Johnny Cueto had a stellar performance at his Chicago White Sox debut in Kansas City last Monday.
He was even more impressive in his second start of the season against the New York Yankees on Sunday.
The veteran right-hander allowed six hits in more than six scoreless innings at Yankee Stadium, but was not a factor in the decision. The Sox gave up a late lead to react with only two in the ninth for a 3–1 win in Game 1 of a doubleheader.
“He’s an artist,” said Sox manager Tony La Russa. “It’s fun watching him pitch a game. And that’s what he has been, an excellent starting pitcher, because he gives you a different look four times in a game.
Michael Kopech was even better in Game 2, retiring the first 17 batters as the Sox completed the sweep with a 5–0 victory. Rob Brantley broke the game right in the sixth with a two out double.
Kopech – who returned from the paternity leave list after the birth Friday of his second son, Wender – allowed one hit with six strikeouts and two walks in seven scoreless innings.
The Sox scored five runs in the eighth on RBI hits by Andrew Vaughan and Reese McGuire and three runs by Tim Anderson.
The Sox had ample opportunities to score first, but Yankees starter Luis Severino faced difficulties at times.
His best chance against Severino came in fifth when he loaded the base without an out. Anderson moved to third and the Yankees got a force at the plate. Yoan Moncada again bounces back and again gives the Yankees a force on the plate. Louis Robert ends the innings.

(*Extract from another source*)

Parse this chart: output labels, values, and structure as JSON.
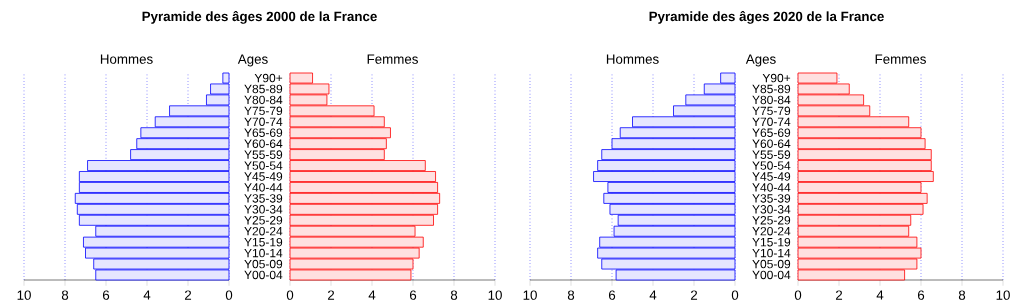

Vaughan came up with two outs in the eighth, a single in the center against Jonathan Loisiga to bring Jose Abreu home. McGuire brought on Adam Engel, along with another single.
Anderson – who was booed overnight by Yankees fans after Saturday’s words with Josh Donaldson and a bench-clearing incident – then made it home against Miguel Castro.
In the first game, AJ Pollock put the Sox ahead in ninth and left Yankees reliever Aroldis Chapman on a 1–0 fastball with a leadoff homer.
“You have to live less than that,” said Pollock. “He’s got some good velocity, a good cut on his fastball, so just trying to hit a line drive and it worked.”
Vaughan drew a one-out walk, moving to second on a wild pitch and third on a passed ball, before Engel scored the double, making it 3–1. Liam Hendrix scored two runs in a perfect ninth for his 13th defense.
It was a fine bounce-back performance by the Sox as the Yankees tied the score at 1 in the eighth, when Aaron Judge dropped on a 0-2 sinker against reliever Kendall Graveman.
The Yankees scored two runs with one in the innings, but Graveman counterattacked to bring Donaldson to the center and Aaron Hicks in third.
“Most of the times you do that, (you) lose your concentration and there’s another run on the board,” La Russa said of Graveman. “He got a zero later, giving us a chance to win.”
Quito quickly put the Sox in an excellent position.
“I had a good grip on all my pitches today and they had great pace and I was able to find them up and down the field,” Cueto, who received fluids after Game 1, said in a statement. “That was the key to keeping the Yankees in balance today.”
The Sox went 1-0 up on an RBI single by Yasmani Grandal in the fourth.
And Kyuto did the “dealing”, as Pollock put it. He scored five runs and scored two runs in a 95-pitch outing.
Pollock said, ‘He has been fantastic for us. “Works fast and has all kinds of pitches to balance them out. Shimmy Shake (delivery). It’s great to play behind him. It’s great to have him out there for the first game of the doubleheader because of the tone he set for us. ,
According to STATS, at the start of his stint with the team since 1974, Cueto made 12 scoreless innings, the third-longest streak for a Sox starter. Ken Brett played 17 innings in 1976 and Jack McDowell 13 in 1987.
Cueto allowed two hits and scored seven in six scoreless innings against the Royals.
“When (general manager) Rick (Hahn) mentioned that we were going to be able to bring him into the organization, he had a special relationship with our pitching coach (Ethan Katz) because they were in San Francisco together (in 2020). ) were. “La Russa said. “Ethan was watching the video (before the triple-A from Charlotte to Cueto) and said, ‘Man, he’s throwing free and easy. That’s vintage stuff.'”
Cueto was out after allowing two singles to start the seventh. Joe Kelly dismissed Marvin Gonzalez, picked up Hicks on second and dismissed Jose Trevino to maintain a one-run lead.
“Kelly was absolutely right,” said La Russa.
The Yankees got a run in the eighth, but Pollock delivered the Sox with a big hit in the ninth that La Russa called a “hard-earned” victory.